- Genre: Sitcom
- Directed by: July Naters
- Country of origin: Peru
- Original language: Spanish
- No. of seasons: 2
- No. of episodes: 91

Original release
- Network: Frecuencia Latina
- Release: 30 November 1997 – 19 December 1999

= Pataclaun =

Peruvian improvisation sitcom

Pataclaun is a Peruvian sitcom, produced by the cultural association by the same name. Originally broadcast from 1997 until 1999 on Frecuencia Latina, the series was characterized by irreverent black humour and its ability to mock Peruvian society. It stars Wendy Ramos, Carlos Alcántara, Monserrat Brugué, Carlos Carlín, Johanna San Miguel and Gonzalo Torres.

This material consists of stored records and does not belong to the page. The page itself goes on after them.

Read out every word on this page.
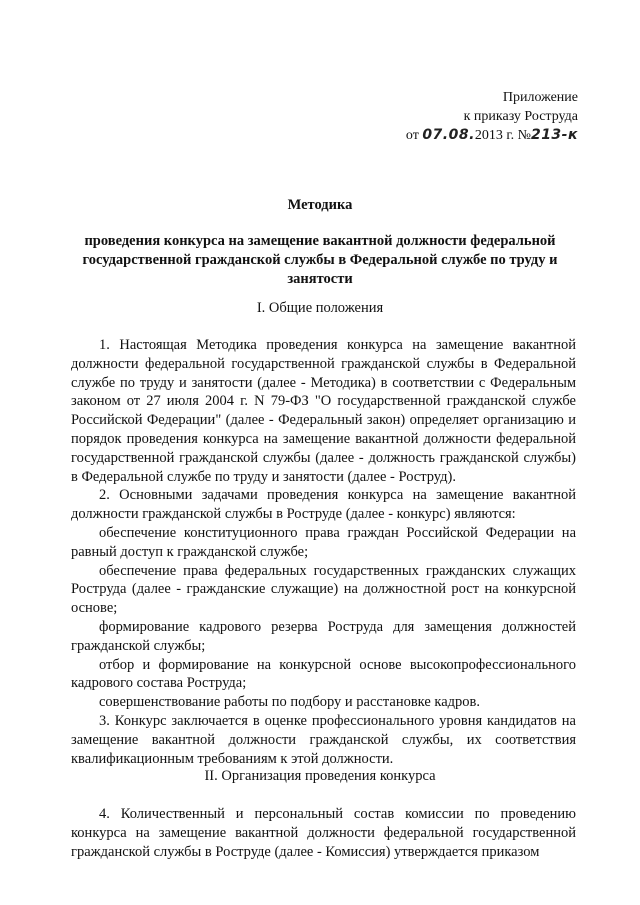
Приложение
к приказу Роструда
от 07.08.2013 г. №213-к
Методика
проведения конкурса на замещение вакантной должности федеральной государственной гражданской службы в Федеральной службе по труду и занятости
I. Общие положения

1. Настоящая Методика проведения конкурса на замещение вакантной должности федеральной государственной гражданской службы в Федеральной службе по труду и занятости (далее - Методика) в соответствии с Федеральным законом от 27 июля 2004 г. N 79-ФЗ "О государственной гражданской службе Российской Федерации" (далее - Федеральный закон) определяет организацию и порядок проведения конкурса на замещение вакантной должности федеральной государственной гражданской службы (далее - должность гражданской службы) в Федеральной службе по труду и занятости (далее - Роструд).

2. Основными задачами проведения конкурса на замещение вакантной должности гражданской службы в Роструде (далее - конкурс) являются:

обеспечение конституционного права граждан Российской Федерации на равный доступ к гражданской службе;

обеспечение права федеральных государственных гражданских служащих Роструда (далее - гражданские служащие) на должностной рост на конкурсной основе;

формирование кадрового резерва Роструда для замещения должностей гражданской службы;

отбор и формирование на конкурсной основе высокопрофессионального кадрового состава Роструда;

совершенствование работы по подбору и расстановке кадров.

3. Конкурс заключается в оценке профессионального уровня кандидатов на замещение вакантной должности гражданской службы, их соответствия квалификационным требованиям к этой должности.

II. Организация проведения конкурса

4. Количественный и персональный состав комиссии по проведению конкурса на замещение вакантной должности федеральной государственной гражданской службы в Роструде (далее - Комиссия) утверждается приказом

Ramos, alongside July Naters, is also the scriptwriter of the show.

The series is characterized by an abundant use of idioms and slang expressions, while offering a biting critique to Peru's social and political problems. The actors, strong of their experience in theater, contribute significantly to the series originality through improvisation. The pilot episode, named ‘Wendy is Pregnant’ was later included as the first episode of the first season.

The series consists of two seasons, originally broadcast every Sunday at 7 pm. In the years following the series finale, there has been some controversy due to the missing payment of royalties to the actors despite the show's countless reruns on Latina and Panamericana Television channels. In 2023, the organisation Inter Artis filed a formal complaint on this issue.

Pataclaun was broadcast in other hispanophone countries such as Ecuador and Colombia.

== Plot ==
Wendy Janeth and Machín Alberto, a recently married couple, buy a small house on top of a hill, only to discover that three tenants already reside inside. Queca becomes Wendy's best friend and advisor. Tony, the show's ‘antagonist’, takes advantage of opportune moments to woo Wendy. Gonzalete, better known as ‘El curita’, attempts to impose morals and good manners, though he harbors a perverted side. Monchi, Wendy and Machín's daughter, is very attached to Gonzalete and is obsessed with money.

== Reception ==
Pataclaun was praised for the actors' performances and its ability to combine comedy with social satire. The programme has received critical acclaim on film and TV series portals; Filmaffinity reports a rating of 7.4/10. It was considered by University of Lima's Anexo magazine as the most important national production in the history of Peruvian television.

== Offshoots ==
In 2003, former cast members launched a new series, Carita de atún, attempting to replicate the success of Pataclaun. However, despite being made in the same format and on the same channel, the show failed to achieve the high ratings of the original series.

Most of Pataclaun cast reunited in the film ¡Asu mare! (2013), a Carlos Alcántara's autofiction that was a great success in Peru. Wendy Ramos, Carlos Carlín and Johanna San Miguel also participate in the films A los 40 and in ¡Asu mare! 2 and ¡Asu mare! 3.